Hi there....I wasn't diagnosed until I was in my late 30s, but had been having "episodes" since I was in my early 20s. I have temporal lobe epilepsy with complex partial seizures, so I don't conk right out, but I DO have a kind of hallucination (whilst still being aware of what's going on around me...no idea which one is real when it happens), my lips smack and I swallow a lot, plus I tap my fingers against the thumb on the same hand. The physical bit I had no idea about - hubby told me I do that.
Must ask questions:.
1 - when will they do the EEG?
2 - when will you get the results of that?
3 - if it doesn't show much in the way of results, INSIST on a sleep deprived EEG - this is the only way my epilepsy showed up.
4 - how soon will your child be referred to a neurologist? Will this be the same neurologist they'll see all the time? Ask for continuity - this is important.
5 - what about a specialist epilepsy nurse, for additional support? Is this available?
Advice I'd give you - research the medication prescribed to your child thoroughly yourself. Keep a close eye out for any side effects - ANY sign at all of your teen feeling unwell within a week or so of starting them should be taken very seriously. I developed a potentially fatal side effect (Stevens Johnson syndrome) and was very lucky that I'd followed my instincts to stop the drug even though a locum doctor told me I had a virus. Listen to your child's body - it'll tell you if something isn't working.
I'd also question the medication in terms of how it will effect growth, development etc. 16 year olds still have a lot of growing to do, and that's not something I had to think about.
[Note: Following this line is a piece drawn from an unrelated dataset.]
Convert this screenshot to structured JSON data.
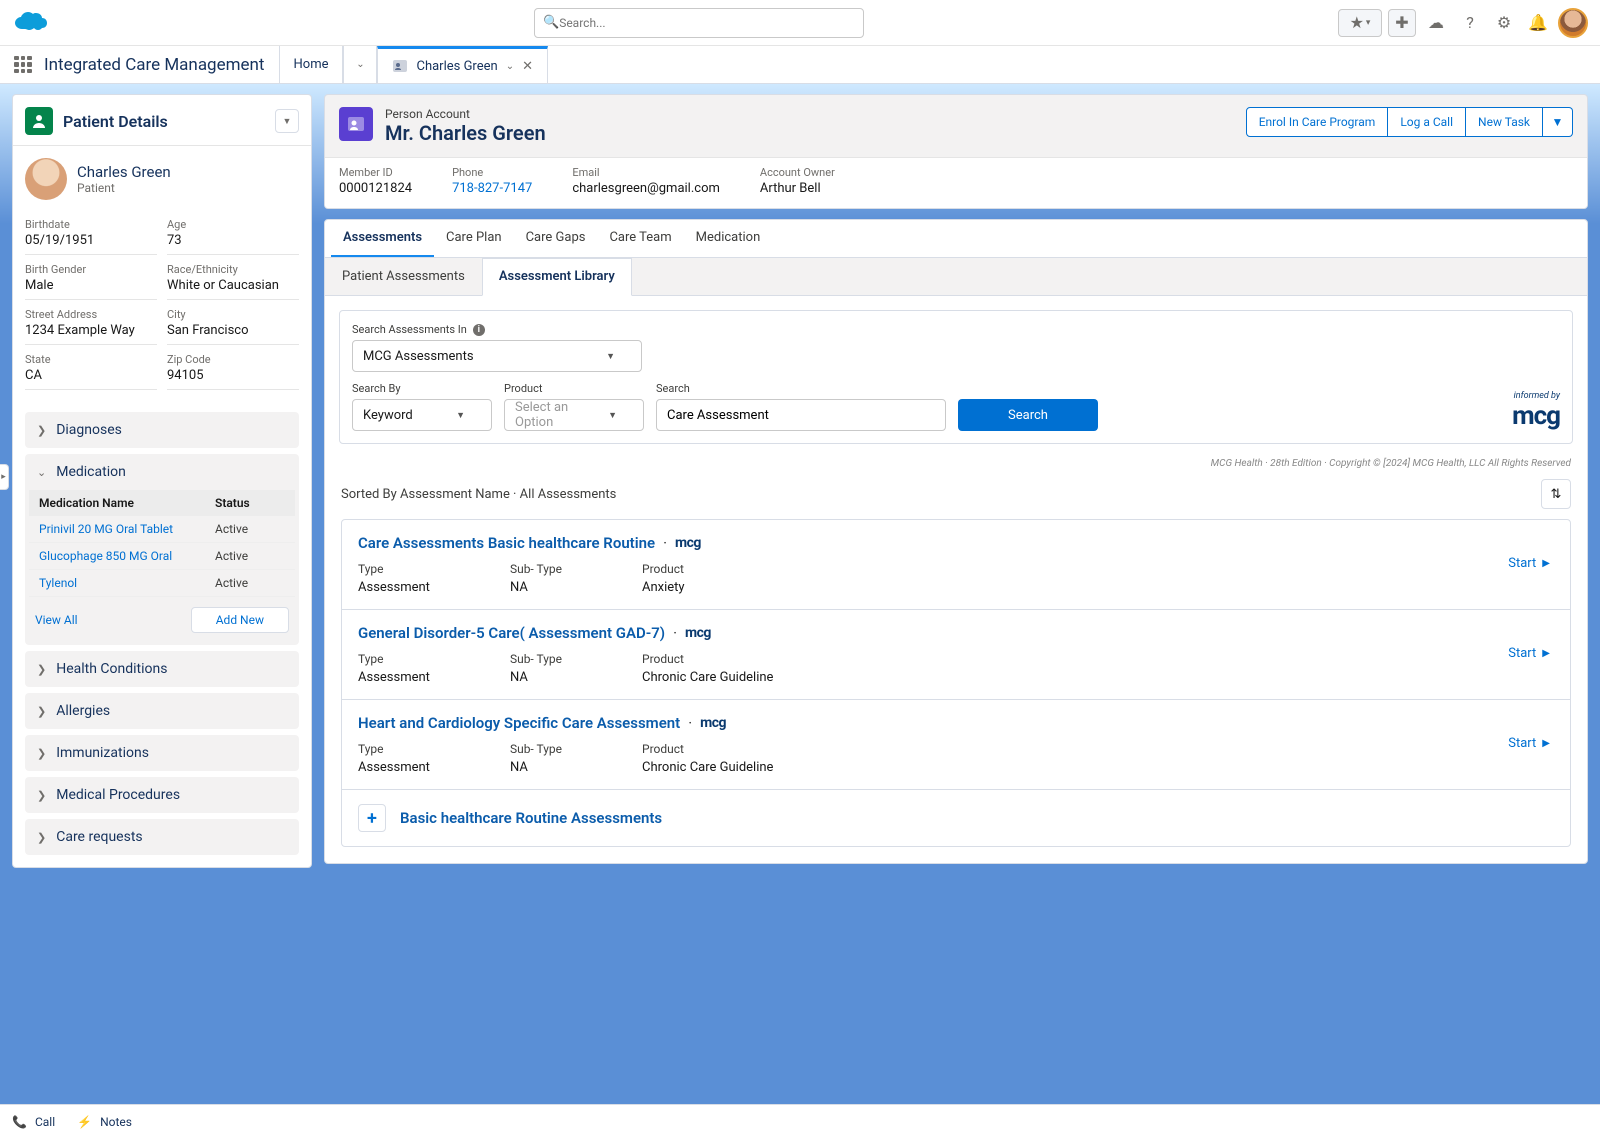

Get your GP on board as soon as possible. Mine learned about epilepsy with me.
Be prepared for your child to be very very angry about this, if it is diagnosed. It's totally life changing. I lost my driving licence, my business (cos I couldn't drive and live rurally), my independence, my ability to support myself and my self belief and confidence.
Initially you and your child may well be terrified. They'll give you all these leaflets about staying safe, SUDEP (sudden death in epilepsy), rules about not having a bath when you're alone, not cooking by yourself, not having too hot a shower, not going out for a walk alone......it feels like a life sentence. And it is, in a way, but from my personal experience (and I'm lucky, I know....partial seizures are the "easy option") life goes on. You learn to work with it, not have it dominate your life. After all, I could be hit by a bus. It's just as likely.